Why it matters: The commitment is part of a new five-year multimodal transportation plan called "Cleveland Moves," which Mayor Justin Bibb has long pursued to make it safer and easier to walk, bike and take public transit across the city.
Zoom in: The bike lanes were the plan's topline announcement — creating 50 miles of "high-comfort bikeways" means adding physical separation to existing bike lanes and restriping streets to add new ones.
- The city already has about 60 miles and the long-term vision is for a network of over 250 miles.
Additional improvements will include:
- 🚸 Over 100 new speed tables in 2025 to enhance traffic calming.
- 🚲 Converting 150+ parking meter poles to bike racks.
- 🛴 Over 70 new hubs for e-bikes and electric scooters.
What they're saying: "This plan emphasizes systemic changes and quick build solutions for bicycle connectivity that allow us to do more, do it faster, and make adjustments as needed," said Calley Mersmann, the City Planning Commission director, in a statement.

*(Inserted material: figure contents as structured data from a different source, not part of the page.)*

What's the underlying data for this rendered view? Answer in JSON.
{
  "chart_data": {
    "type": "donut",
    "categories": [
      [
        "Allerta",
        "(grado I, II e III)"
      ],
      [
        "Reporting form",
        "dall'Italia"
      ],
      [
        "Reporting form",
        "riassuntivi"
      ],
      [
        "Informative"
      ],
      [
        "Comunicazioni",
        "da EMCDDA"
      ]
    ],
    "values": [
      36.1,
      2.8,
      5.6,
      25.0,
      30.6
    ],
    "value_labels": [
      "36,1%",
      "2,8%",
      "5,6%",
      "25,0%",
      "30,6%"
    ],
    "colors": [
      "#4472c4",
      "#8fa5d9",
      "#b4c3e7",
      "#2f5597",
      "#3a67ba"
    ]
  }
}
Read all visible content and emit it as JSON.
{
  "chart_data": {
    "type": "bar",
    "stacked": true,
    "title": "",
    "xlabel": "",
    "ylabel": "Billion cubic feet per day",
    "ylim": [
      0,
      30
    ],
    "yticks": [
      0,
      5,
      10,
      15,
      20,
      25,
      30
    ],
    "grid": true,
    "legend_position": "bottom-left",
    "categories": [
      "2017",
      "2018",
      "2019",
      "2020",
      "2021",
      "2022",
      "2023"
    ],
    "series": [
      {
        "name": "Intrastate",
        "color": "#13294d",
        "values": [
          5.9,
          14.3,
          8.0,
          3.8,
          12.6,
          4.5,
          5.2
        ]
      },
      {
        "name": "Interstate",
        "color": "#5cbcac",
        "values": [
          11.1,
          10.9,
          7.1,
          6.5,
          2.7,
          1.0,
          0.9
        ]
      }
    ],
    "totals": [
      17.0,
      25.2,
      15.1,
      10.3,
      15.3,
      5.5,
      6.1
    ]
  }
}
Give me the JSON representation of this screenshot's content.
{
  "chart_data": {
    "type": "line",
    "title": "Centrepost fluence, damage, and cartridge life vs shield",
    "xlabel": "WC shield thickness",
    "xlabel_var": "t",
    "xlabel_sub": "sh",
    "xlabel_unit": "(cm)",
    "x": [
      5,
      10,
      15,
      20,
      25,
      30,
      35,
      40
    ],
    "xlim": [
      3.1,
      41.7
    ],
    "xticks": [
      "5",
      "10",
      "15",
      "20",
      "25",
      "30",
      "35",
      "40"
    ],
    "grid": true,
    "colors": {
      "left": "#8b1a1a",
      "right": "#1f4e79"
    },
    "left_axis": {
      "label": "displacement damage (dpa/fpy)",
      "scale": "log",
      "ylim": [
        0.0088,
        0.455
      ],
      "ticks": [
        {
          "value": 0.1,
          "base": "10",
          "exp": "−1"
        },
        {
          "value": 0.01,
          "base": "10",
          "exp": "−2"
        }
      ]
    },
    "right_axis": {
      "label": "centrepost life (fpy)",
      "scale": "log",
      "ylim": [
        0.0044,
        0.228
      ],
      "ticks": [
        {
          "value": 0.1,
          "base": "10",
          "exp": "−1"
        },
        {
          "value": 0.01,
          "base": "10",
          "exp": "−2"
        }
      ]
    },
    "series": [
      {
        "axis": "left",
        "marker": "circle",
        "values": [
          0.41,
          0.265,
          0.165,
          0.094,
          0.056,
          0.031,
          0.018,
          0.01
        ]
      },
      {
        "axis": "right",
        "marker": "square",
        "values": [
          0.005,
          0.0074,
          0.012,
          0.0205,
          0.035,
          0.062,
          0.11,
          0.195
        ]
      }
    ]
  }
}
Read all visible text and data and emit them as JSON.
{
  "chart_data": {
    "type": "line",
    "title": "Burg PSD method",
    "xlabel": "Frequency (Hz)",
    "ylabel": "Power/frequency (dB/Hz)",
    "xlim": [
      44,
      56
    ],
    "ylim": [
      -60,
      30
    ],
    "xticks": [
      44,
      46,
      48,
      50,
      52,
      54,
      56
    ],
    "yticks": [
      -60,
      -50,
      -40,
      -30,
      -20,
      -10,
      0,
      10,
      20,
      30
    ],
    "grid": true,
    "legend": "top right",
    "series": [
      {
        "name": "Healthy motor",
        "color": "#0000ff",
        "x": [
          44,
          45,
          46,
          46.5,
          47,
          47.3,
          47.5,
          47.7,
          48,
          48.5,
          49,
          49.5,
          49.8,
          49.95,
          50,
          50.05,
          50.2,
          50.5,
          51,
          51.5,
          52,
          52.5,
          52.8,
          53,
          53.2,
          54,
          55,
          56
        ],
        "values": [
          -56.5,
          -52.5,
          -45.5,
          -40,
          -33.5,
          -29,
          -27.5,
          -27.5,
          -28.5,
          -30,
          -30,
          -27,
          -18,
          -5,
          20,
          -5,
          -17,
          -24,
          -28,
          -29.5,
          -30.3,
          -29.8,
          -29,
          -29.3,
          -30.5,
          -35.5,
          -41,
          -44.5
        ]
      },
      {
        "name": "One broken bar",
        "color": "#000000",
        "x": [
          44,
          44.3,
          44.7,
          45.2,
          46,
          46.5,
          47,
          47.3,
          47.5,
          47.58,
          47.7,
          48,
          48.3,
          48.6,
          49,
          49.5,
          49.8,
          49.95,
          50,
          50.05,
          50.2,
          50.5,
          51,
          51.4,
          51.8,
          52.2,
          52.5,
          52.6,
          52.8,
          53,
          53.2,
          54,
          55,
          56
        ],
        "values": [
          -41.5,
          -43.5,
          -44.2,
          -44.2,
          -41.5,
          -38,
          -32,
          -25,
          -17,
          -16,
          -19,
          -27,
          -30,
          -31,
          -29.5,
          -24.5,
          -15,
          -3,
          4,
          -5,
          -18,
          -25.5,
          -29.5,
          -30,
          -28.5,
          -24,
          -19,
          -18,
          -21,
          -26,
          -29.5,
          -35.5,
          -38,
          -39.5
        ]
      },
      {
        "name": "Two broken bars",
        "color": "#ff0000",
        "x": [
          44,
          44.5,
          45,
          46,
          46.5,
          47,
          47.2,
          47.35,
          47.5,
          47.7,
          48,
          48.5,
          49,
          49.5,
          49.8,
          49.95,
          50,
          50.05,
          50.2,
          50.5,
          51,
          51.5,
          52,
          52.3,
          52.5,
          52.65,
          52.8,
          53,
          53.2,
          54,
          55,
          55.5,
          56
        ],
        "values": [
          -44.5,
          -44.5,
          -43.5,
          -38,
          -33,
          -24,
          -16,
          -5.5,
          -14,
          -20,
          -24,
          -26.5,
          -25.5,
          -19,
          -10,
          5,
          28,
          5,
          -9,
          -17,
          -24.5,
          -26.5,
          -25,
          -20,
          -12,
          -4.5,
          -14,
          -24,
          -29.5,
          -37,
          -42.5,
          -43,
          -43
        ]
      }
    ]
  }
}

One fun thing: Beyond the new infrastructure, Cleveland will begin offering City Hall employees subsidized monthly RTA passes — unlimited rides for just $19 per month.

Flashback: Bibb made safer streets a plank of his 2021 mayoral campaign.
- As he runs for reelection this year, he'll be able to tout the Cleveland Moves plan alongside the Vision Zero initiative (launched in 2022 to eliminate traffic fatalities) and the Complete and Green Streets Ordinance (which seeks to incorporate alternative transit elements in street design).